In a futuristic, sci-fi world, 16-year-olds are divided into five distinctive factions, based on hallucinatory tests and simulations that determine their dominant personality trait. There's Dauntless for the brave, Abnegation for the selfless, Amity for the peaceful, Candor for
the honest and Erudite for the intelligent. If you're not born into or choose to join any of these groups, or you've been expelled, you're abandoned to survive on your own in the mean streets.
Problem is: in postwar Chicago, Beatrice "Tris" Prior (Shailene Woodley), the daughter of an Abnegation official (Tony Goldwyn) and a nurturing mother (Ashley Judd), doesn't fit into just one category.
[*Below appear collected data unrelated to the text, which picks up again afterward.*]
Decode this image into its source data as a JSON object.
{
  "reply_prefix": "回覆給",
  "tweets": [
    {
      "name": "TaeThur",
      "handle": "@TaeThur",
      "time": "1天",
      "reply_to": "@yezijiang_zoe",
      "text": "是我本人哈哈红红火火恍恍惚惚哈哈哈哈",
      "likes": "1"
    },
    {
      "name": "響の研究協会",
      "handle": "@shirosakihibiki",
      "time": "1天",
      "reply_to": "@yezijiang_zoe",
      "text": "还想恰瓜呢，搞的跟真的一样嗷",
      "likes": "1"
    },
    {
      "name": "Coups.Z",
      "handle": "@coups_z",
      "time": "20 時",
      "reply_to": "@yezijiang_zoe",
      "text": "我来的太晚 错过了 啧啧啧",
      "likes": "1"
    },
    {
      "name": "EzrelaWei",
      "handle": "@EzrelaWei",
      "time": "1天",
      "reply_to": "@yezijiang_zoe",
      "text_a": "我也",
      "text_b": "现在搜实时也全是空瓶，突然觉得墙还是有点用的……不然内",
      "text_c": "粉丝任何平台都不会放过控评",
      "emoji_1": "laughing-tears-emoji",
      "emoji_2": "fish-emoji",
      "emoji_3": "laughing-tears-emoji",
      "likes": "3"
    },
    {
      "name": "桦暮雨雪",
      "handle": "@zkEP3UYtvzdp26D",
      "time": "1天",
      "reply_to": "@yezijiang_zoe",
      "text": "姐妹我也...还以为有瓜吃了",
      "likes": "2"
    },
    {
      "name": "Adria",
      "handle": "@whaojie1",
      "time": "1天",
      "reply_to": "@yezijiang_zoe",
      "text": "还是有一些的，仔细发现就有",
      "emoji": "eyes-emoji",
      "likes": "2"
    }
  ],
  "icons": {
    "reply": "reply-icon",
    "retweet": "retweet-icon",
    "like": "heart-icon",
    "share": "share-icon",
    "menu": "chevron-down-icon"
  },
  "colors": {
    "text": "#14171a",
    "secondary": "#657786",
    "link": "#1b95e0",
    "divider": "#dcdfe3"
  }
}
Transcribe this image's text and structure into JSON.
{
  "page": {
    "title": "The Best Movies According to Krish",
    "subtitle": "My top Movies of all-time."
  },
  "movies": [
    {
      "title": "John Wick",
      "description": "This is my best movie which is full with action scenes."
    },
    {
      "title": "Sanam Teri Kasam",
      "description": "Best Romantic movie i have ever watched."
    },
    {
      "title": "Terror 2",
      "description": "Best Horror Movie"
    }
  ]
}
According to her examiner (Maggie Q), she's a Divergent, and that's a secret she must guard with her life because the government is determined to eliminate all Divergents as threats to the organized social order.
Although Tris' twin brother Caleb (Ansel Elgort) decides to join the Erudites on Choosing Day, Kris opts for the warrior Dauntless. While she's befriended by Christina (Zoe Kravitz) and mercilessly taunted by Peter (Miles Teller), her initiate instructor is Four (Theo James), who admires her grit. But Tris' most formidable adversary is Jeanine Matthews (Kate Winslet), the ambitious, power-hungry leader of the Erudites.
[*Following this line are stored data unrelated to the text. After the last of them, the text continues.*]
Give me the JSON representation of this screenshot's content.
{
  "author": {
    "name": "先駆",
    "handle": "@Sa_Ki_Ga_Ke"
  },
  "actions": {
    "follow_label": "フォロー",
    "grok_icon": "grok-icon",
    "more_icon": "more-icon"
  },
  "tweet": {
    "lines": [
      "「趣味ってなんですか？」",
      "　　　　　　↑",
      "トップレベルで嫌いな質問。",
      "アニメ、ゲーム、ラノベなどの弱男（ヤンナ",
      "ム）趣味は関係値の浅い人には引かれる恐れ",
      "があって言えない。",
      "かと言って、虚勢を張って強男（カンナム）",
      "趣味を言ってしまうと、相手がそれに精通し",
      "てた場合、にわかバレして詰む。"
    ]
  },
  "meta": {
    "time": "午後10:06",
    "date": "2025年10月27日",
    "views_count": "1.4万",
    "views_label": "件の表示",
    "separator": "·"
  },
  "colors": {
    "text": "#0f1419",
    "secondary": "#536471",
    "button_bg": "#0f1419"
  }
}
Based on Veronica Roth's trilogy ("Divergent," "Insurgent," "Allegiant"), it's adapted by Evan Daugherty and Vanessa Taylor. Director Neil Burger is so burdened by the necessary exposition to ensure a future franchise that, despite the betrayals and surprises, a sense of excitement and urgency doesn't kick in until too late.
Having scored in "The Descendants" and "The Spectacular Now," charismatic Woodley proves a formidable heroine, demonstrating admirable athleticism in her ferociously fearless determination to forge her own identity.
Yet, on the Granger Movie Gauge of 1 to 10, "Divergent" is a disappointing 6, seeming a bit stale after other dystopian escapades.